Italian Wedding Soup
Total Time: 1 hourYield: 10 Servings
Source: theblessedhearth.blogspot.com
Category: Soup
Ingredients
1⁄2 pound Ground Beef1 whole Egg
1⁄2 pound Sausage
1 tablespoon Parsley (chopped)
1⁄4 cup Breadcrumbs
5 cloves Garlic (minced)
1⁄2 teaspoon Kosher Salt
1⁄4 teaspoon Ground Black Pepper
2 tablespoons Olive Oil
3⁄4 cups Israeli Couscous
8 cups Chicken Broth
1⁄2 teaspoon Chicken Bouillon
1 whole Carrot (diced)
1 whole Onion (chopped)
1 whole Celery Stalk (diced)
4 cups Spinach (chopped)
1⁄4 cup Parmesan Cheese (grated)
Directions
- Place ground beef and sausage meat in a bowl.

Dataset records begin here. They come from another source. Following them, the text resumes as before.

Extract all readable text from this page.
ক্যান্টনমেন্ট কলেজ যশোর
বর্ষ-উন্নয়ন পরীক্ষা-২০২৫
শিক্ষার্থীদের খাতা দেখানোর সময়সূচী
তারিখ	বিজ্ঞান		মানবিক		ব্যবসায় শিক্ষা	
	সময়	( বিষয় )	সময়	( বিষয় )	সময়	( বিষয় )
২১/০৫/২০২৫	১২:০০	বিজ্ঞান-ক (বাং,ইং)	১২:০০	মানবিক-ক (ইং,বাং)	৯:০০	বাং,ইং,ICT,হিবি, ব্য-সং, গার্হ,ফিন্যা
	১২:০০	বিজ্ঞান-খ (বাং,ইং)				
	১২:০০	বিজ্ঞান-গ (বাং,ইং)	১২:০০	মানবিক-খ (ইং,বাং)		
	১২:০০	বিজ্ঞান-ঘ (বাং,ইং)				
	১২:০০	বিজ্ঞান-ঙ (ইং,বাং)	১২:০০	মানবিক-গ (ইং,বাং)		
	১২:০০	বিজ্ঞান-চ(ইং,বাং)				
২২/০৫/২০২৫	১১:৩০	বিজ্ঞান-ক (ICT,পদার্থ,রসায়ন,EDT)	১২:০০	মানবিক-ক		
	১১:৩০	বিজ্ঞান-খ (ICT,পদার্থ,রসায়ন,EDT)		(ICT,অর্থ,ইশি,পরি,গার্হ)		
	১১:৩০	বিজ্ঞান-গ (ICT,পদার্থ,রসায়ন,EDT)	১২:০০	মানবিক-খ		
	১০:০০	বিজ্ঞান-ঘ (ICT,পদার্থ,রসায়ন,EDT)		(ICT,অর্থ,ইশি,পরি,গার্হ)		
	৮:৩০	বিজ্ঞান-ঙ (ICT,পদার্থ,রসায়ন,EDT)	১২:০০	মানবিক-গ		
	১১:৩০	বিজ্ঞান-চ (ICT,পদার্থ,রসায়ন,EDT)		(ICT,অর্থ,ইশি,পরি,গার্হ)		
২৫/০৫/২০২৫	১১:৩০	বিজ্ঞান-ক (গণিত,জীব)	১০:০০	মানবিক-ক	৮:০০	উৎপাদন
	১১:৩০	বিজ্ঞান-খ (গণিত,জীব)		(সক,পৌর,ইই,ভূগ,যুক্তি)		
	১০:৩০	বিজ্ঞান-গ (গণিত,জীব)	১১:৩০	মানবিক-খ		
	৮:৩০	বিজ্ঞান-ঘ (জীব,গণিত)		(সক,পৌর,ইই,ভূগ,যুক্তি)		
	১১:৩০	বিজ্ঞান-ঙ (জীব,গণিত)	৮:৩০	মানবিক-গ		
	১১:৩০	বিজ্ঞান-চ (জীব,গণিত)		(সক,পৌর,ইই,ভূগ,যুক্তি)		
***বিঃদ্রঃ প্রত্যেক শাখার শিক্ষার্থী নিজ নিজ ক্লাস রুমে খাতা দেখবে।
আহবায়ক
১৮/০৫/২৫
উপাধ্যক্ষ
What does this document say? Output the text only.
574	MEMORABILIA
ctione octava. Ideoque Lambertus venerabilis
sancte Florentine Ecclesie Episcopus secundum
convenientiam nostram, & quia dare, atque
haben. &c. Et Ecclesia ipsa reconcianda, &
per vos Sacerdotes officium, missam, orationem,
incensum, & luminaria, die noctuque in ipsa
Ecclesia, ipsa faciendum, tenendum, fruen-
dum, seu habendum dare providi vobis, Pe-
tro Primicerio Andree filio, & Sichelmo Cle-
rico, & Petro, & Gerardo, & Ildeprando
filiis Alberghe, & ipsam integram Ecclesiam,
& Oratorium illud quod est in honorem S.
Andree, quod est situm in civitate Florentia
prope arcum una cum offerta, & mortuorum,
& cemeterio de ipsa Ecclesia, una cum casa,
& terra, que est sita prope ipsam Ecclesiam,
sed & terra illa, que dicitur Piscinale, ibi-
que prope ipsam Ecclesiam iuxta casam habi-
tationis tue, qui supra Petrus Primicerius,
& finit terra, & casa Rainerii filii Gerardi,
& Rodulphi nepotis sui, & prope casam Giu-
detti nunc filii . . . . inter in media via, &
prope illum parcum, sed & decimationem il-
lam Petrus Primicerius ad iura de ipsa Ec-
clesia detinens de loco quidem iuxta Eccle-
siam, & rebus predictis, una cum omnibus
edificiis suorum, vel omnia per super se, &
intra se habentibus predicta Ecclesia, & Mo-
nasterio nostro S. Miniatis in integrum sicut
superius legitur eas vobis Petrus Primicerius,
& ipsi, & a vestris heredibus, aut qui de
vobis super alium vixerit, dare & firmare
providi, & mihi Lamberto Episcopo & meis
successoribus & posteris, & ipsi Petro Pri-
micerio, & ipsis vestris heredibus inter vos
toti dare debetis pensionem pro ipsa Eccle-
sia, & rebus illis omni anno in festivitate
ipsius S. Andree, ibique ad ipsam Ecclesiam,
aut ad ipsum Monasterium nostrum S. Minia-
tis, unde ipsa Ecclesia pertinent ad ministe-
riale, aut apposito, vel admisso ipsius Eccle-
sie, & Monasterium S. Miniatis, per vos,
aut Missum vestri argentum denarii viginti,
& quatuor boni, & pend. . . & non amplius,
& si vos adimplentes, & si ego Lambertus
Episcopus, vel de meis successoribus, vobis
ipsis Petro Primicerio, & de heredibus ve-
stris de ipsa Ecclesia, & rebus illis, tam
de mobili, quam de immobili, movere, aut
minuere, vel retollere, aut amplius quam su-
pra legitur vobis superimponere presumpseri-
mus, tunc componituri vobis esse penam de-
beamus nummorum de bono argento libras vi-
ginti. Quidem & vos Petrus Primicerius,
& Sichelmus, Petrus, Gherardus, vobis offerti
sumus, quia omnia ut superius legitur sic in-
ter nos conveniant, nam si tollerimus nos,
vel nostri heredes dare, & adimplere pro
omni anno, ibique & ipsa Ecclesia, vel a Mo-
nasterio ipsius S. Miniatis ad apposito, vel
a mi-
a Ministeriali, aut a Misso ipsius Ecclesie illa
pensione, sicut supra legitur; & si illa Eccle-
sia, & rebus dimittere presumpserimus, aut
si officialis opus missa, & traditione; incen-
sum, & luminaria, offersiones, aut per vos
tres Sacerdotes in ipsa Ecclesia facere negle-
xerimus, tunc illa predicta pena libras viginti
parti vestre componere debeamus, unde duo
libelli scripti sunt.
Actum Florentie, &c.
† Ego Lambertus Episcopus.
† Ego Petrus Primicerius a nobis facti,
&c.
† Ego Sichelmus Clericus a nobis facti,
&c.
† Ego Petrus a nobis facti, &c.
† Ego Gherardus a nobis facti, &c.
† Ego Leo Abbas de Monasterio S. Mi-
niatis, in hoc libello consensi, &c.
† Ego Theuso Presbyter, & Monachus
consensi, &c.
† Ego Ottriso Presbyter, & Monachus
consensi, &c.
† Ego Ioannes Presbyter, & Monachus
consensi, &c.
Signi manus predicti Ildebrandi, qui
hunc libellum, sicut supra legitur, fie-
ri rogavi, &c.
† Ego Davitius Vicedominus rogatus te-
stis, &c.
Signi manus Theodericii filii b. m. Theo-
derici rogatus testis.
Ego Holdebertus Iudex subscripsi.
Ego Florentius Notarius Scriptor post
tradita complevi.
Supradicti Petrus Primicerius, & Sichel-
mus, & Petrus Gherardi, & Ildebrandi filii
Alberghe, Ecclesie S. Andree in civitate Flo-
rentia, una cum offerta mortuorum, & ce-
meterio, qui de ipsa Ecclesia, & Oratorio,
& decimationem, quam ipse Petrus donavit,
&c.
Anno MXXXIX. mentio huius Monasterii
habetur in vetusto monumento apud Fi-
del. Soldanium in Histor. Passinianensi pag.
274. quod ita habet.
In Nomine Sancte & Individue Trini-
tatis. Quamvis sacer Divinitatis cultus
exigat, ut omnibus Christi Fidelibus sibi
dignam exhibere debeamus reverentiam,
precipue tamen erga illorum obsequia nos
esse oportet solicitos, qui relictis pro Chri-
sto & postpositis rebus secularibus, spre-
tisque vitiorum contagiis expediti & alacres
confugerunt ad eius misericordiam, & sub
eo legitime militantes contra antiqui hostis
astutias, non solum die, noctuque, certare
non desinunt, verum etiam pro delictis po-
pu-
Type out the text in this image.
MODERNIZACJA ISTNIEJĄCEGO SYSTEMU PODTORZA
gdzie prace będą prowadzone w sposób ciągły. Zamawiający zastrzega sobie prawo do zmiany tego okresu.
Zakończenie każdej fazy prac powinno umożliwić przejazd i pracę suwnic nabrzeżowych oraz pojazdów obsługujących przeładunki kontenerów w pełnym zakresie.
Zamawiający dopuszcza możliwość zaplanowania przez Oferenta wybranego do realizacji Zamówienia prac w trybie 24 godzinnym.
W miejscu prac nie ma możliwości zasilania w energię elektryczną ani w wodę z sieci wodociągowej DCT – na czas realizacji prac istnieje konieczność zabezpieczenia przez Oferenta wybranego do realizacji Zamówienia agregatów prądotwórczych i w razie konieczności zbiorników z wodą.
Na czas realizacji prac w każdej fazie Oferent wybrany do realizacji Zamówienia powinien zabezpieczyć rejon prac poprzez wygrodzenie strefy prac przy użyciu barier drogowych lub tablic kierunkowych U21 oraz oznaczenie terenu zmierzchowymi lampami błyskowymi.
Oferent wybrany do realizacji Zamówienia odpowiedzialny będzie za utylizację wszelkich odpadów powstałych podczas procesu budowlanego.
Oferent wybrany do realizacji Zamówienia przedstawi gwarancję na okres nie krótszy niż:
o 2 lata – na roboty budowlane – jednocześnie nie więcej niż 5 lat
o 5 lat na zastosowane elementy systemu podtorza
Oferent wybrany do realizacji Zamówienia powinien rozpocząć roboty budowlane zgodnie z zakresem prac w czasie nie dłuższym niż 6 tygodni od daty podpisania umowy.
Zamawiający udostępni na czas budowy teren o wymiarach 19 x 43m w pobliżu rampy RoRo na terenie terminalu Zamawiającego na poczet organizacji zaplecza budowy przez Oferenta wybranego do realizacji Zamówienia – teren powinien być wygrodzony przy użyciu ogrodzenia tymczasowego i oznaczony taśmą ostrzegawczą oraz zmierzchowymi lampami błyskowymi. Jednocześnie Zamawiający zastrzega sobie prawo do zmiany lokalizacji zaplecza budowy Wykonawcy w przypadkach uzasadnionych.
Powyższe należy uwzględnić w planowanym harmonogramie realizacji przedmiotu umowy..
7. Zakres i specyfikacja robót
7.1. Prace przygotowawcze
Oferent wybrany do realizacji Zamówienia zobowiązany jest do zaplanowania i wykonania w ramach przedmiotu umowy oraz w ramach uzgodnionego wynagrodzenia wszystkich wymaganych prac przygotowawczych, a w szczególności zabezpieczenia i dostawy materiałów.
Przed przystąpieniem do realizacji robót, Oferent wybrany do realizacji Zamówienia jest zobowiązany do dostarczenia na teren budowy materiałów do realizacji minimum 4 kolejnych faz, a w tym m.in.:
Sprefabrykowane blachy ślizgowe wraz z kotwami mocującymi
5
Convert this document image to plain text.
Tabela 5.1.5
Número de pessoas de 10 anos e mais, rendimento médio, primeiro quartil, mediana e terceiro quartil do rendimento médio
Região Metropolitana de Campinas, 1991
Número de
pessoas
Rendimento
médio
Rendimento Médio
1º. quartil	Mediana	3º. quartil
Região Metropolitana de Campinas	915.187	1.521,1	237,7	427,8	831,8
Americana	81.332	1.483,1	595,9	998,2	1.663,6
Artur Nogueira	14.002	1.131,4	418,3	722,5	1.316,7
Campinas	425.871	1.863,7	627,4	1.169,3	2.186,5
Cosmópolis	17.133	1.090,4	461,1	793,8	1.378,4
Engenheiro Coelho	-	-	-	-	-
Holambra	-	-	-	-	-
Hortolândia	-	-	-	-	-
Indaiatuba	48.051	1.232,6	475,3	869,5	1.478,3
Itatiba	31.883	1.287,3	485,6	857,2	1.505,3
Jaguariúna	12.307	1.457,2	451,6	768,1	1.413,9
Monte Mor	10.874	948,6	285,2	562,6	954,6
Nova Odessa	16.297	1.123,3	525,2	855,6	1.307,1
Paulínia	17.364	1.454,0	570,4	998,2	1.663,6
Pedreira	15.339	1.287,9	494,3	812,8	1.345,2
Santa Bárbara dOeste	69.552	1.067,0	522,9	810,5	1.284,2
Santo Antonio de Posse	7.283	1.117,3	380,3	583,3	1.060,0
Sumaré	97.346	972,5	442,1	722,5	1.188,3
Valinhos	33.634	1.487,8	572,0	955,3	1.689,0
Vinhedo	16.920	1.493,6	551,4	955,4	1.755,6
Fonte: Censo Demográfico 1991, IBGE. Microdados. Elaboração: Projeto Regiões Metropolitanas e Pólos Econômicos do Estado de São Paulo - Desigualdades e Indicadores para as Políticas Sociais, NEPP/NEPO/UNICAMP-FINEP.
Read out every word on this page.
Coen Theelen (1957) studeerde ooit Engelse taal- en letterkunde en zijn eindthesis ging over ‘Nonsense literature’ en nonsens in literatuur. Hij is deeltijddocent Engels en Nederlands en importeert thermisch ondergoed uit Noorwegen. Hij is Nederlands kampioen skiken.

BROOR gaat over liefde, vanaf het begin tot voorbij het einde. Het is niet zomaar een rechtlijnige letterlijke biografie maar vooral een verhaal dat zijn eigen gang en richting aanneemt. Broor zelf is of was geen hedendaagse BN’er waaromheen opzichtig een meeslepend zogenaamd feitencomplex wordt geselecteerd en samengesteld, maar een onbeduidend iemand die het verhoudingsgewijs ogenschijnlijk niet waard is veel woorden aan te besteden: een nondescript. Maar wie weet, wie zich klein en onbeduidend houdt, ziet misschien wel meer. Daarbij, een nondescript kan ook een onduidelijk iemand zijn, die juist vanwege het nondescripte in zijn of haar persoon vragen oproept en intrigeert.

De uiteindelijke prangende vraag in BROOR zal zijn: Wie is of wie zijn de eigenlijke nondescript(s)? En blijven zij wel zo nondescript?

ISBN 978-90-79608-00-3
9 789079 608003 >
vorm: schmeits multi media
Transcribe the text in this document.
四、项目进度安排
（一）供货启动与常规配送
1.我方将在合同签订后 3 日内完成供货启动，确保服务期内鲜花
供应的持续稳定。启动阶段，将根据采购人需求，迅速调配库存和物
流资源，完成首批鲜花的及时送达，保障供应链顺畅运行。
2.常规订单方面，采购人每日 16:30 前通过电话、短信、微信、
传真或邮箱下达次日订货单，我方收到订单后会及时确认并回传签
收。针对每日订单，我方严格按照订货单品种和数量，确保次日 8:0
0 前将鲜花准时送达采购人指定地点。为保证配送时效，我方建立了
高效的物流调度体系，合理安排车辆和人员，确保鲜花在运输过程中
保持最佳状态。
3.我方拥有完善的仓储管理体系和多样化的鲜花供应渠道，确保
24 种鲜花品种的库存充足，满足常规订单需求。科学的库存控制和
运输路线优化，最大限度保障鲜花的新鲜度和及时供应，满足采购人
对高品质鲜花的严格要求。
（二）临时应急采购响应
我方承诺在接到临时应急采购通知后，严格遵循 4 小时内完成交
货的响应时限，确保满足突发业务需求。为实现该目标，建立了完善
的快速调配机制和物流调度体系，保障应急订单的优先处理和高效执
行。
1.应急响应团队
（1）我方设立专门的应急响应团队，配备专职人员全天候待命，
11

Add egg, bread crumbs, parsley, garlic and 1/2 teaspoon kosher salt and 1/4 teaspoon ground pepper. Mix well and make into bite-sized meatballs.
- In a Dutch oven on medium low heat add 1 tablespoon olive oil. Add meatballs in pan and brown on all sides then add to a plate lined with paper towels. This may take a couple of batches.
- In in same pot on medium heat add 1 tablespoon olive oil, once heated add onion, carrot, and celery then season with a dash of salt and pepper and saute until softened, about 10 minutes. Add chicken broth and chicken bullion and simmer for 15 minutes.
- Add chopped fresh spinach and Isreali couscous, stir to mix. Simmer for 5 minutes more and add your drained meatballs and Parmesan cheese. Simmer for another 5 more minutes. Serve immediately.